A man is executed in Indiana for the first time in 15 years Indiana

A man is executed in Indiana for the first time in 15 years Indiana

An Indiana man convicted decades ago of killing four people, including his brother and his sister’s fiancé, was executed early Wednesday. This was the first execution in the state in 15 years.

Joseph Corcoran, 49, was pronounced dead at 12:44 a.m. CST at the Indiana State Penitentiary in Michigan City, Indiana, the Indiana Department of Corrections said in a statement. Corcoran was to be executed with the powerful sedative pentobarbital. It was the 24th execution in the US this year.

Under state law, media witnesses were not allowed, but Corcoran chose a reporter from the Indiana Capital Chronicle as one of his witnesses, the magazine’s editor posted on X early Wednesday.

Four people watched the execution through a one-way window in a small side room, said Corcoran’s attorney Larry Komp. The death lasted eight minutes, said Komp, who said he had only partial vision and could not hear anything. According to the state, Corcoran’s last words were: “Not really. Let’s get this over with.”

Komp said “there was no way to tell” whether Corcoran was in pain.

According to a recent report from the Death Penalty Information Center, Indiana and Wyoming are the only two states that do not allow members of the media to attend state executions.

According to the Indiana Capital Chronicle, witnesses to the execution were only allowed to watch for six minutes before the blinds to the auditorium were closed. Corcoran, whose priest was allowed to be in the room with him during the execution, “appeared awake with blinking eyes but otherwise still and quiet,” the newspaper said.

Corcoran was convicted in July 1997 when his brother, 30-year-old James Corcoran, his sister’s fiancé, 32-year-old Robert Scott Turner, and two other men, Timothy G. Bricker, 30, and Douglas A. Stillwell , 30, were shot.

While in prison for those murders, Corcoran reportedly bragged about fatally shooting his parents in 1992 in Steuben County in northern Indiana. He was tried for her murders but acquitted.

Last summer, Gov. Eric Holcomb announced plans to resume state executions after a years-long pause marked by a nationwide shortage of lethal injection drugs.

Corcoran’s lawyers had fought his death penalty for years, arguing he was severely mentally ill, which affected his ability to understand and make decisions.
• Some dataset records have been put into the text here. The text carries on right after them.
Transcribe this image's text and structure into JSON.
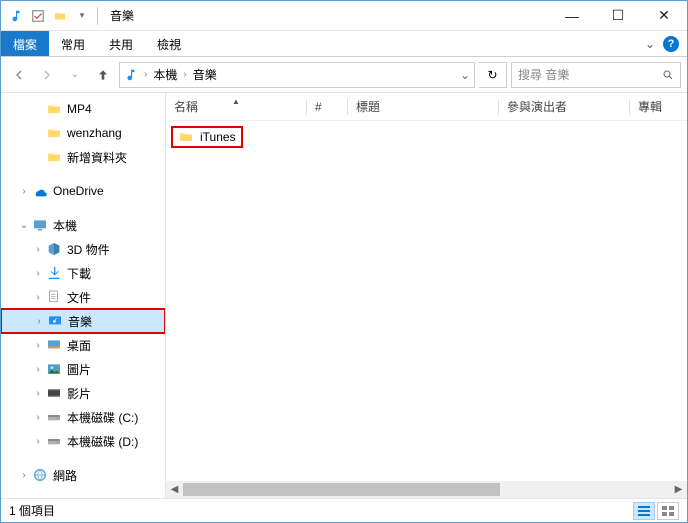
{
  "titlebar": {
    "title": "音樂",
    "min": "—",
    "max": "☐",
    "close": "✕"
  },
  "ribbon": {
    "file": "檔案",
    "home": "常用",
    "share": "共用",
    "view": "檢視",
    "expand": "⌄",
    "help": "?"
  },
  "addr": {
    "loc1": "本機",
    "loc2": "音樂",
    "dd": "⌄",
    "refresh": "↻",
    "search_placeholder": "搜尋 音樂",
    "search_icon": "🔍"
  },
  "sidebar": {
    "items": [
      {
        "indent": 2,
        "twisty": "",
        "icon": "folder",
        "label": "MP4"
      },
      {
        "indent": 2,
        "twisty": "",
        "icon": "folder",
        "label": "wenzhang"
      },
      {
        "indent": 2,
        "twisty": "",
        "icon": "folder",
        "label": "新增資料夾"
      },
      {
        "indent": 1,
        "twisty": "›",
        "icon": "onedrive",
        "label": "OneDrive",
        "gap": true
      },
      {
        "indent": 1,
        "twisty": "⌄",
        "icon": "pc",
        "label": "本機",
        "gap": true
      },
      {
        "indent": 2,
        "twisty": "›",
        "icon": "objects3d",
        "label": "3D 物件"
      },
      {
        "indent": 2,
        "twisty": "›",
        "icon": "downloads",
        "label": "下載"
      },
      {
        "indent": 2,
        "twisty": "›",
        "icon": "documents",
        "label": "文件"
      },
      {
        "indent": 2,
        "twisty": "›",
        "icon": "music",
        "label": "音樂",
        "selected": true,
        "highlight": true
      },
      {
        "indent": 2,
        "twisty": "›",
        "icon": "desktop",
        "label": "桌面"
      },
      {
        "indent": 2,
        "twisty": "›",
        "icon": "pictures",
        "label": "圖片"
      },
      {
        "indent": 2,
        "twisty": "›",
        "icon": "videos",
        "label": "影片"
      },
      {
        "indent": 2,
        "twisty": "›",
        "icon": "drive",
        "label": "本機磁碟 (C:)"
      },
      {
        "indent": 2,
        "twisty": "›",
        "icon": "drive",
        "label": "本機磁碟 (D:)"
      },
      {
        "indent": 1,
        "twisty": "›",
        "icon": "network",
        "label": "網路",
        "gap": true
      }
    ]
  },
  "columns": {
    "name": "名稱",
    "num": "#",
    "title": "標題",
    "artist": "參與演出者",
    "album": "專輯"
  },
  "files": [
    {
      "icon": "folder",
      "name": "iTunes",
      "highlight": true
    }
  ],
  "status": {
    "count": "1 個項目"
  }
}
This month, his lawyers asked the Indiana Supreme Court to stop his execution, but the request was denied.

Komp said the question of Corcoran’s mental health was not properly assessed.

“There has never been a hearing to determine whether he is fit to be executed,” he said in a statement to the Associated Press. “It is an absolute failure of the rule of law to carry out an execution when the law and due process have not been followed.”
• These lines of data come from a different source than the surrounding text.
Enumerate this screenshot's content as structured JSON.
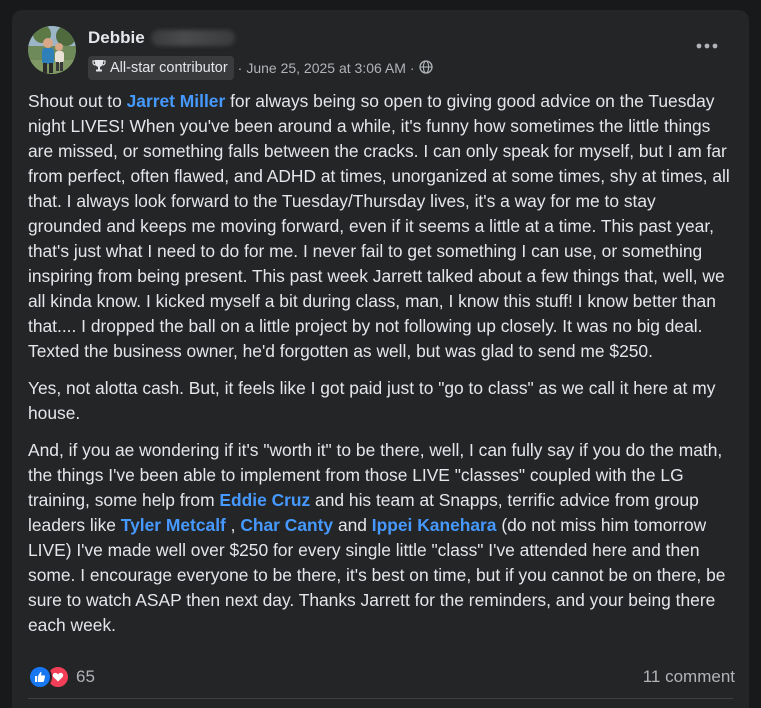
{
  "post": {
    "author_first_name": "Debbie",
    "badge_label": "All-star contributor",
    "timestamp": "June 25, 2025 at 3:06 AM",
    "separator": "·",
    "paragraph1": {
      "t1": "Shout out to ",
      "mention1": "Jarret Miller",
      "t2": " for always being so open to giving good advice on the Tuesday night LIVES! When you've been around a while, it's funny how sometimes the little things are missed, or something falls between the cracks. I can only speak for myself, but I am far from perfect, often flawed, and ADHD at times, unorganized at some times, shy at times, all that. I always look forward to the Tuesday/Thursday lives, it's a way for me to stay grounded and keeps me moving forward, even if it seems a little at a time. This past year, that's just what I need to do for me. I never fail to get something I can use, or something inspiring from being present. This past week Jarrett talked about a few things that, well, we all kinda know. I kicked myself a bit during class, man, I know this stuff! I know better than that.... I dropped the ball on a little project by not following up closely. It was no big deal. Texted the business owner, he'd forgotten as well,  but was glad to send me $250."
    },
    "paragraph2": "Yes, not alotta cash. But, it feels like I got paid just to \"go to class\" as we call it here at my house.",
    "paragraph3": {
      "t1": "And, if you ae wondering if it's \"worth it\" to be there, well, I can fully say if you do the math, the things I've been able to implement from those LIVE \"classes\" coupled with the LG training, some help from ",
      "mention1": "Eddie Cruz",
      "t2": " and his team at Snapps, terrific advice from group leaders like ",
      "mention2": "Tyler Metcalf",
      "t3": " , ",
      "mention3": "Char Canty",
      "t4": "  and ",
      "mention4": "Ippei Kanehara",
      "t5": " (do not miss him tomorrow LIVE) I've made well over $250 for every single little \"class\" I've attended here and then some. I encourage everyone to be there, it's best on time, but if you cannot be on there, be sure to watch ASAP then next day. Thanks Jarrett for the reminders, and your being there each week."
    },
    "reaction_count": "65",
    "comment_count": "11 comment"
  },
  "icons": {
    "badge": "trophy-icon",
    "audience": "globe-icon",
    "menu": "more-options-icon",
    "reaction1": "like-icon",
    "reaction2": "love-icon"
  },
  "colors": {
    "background": "#18191a",
    "card": "#242526",
    "text": "#e4e6eb",
    "secondary_text": "#b0b3b8",
    "mention": "#4599ff",
    "like": "#1877f2",
    "love": "#f33e58"
  }
}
The last state execution in Indiana was in 2009, when Matthew Wrinkles was put to death for killing his wife, her brother and sister-in-law in 1994. Since then, 13 executions have been carried out in Indiana, but they were initiated by federal officials and carried out in 2020 and 2021 at a federal prison in Terre Haute.

Religious groups, disability rights advocates and others have spoken out against his execution. About a dozen people, some carrying candles, held a vigil late Tuesday to pray outside the prison, which is surrounded by barbed wire fences in a residential area about 60 miles (90 km) east of Chicago.

“We can build a society without giving government authorities the right to execute their own citizens,” said Bishop Robert McClory of the Diocese of Gary, who led the prayers.

Corcoran said goodbye late Tuesday to relatives, including his wife, Tahina Corcoran, who told reporters outside the jail that they talked about their faith and memories, including attending high school together. She repeated her request to the governor of Indiana to commute her husband’s death sentence.

Tahina Corcoran said her husband was “very mentally ill” and she didn’t believe he fully understood what was happening to him.

“He is in shock. He doesn’t understand,” she said.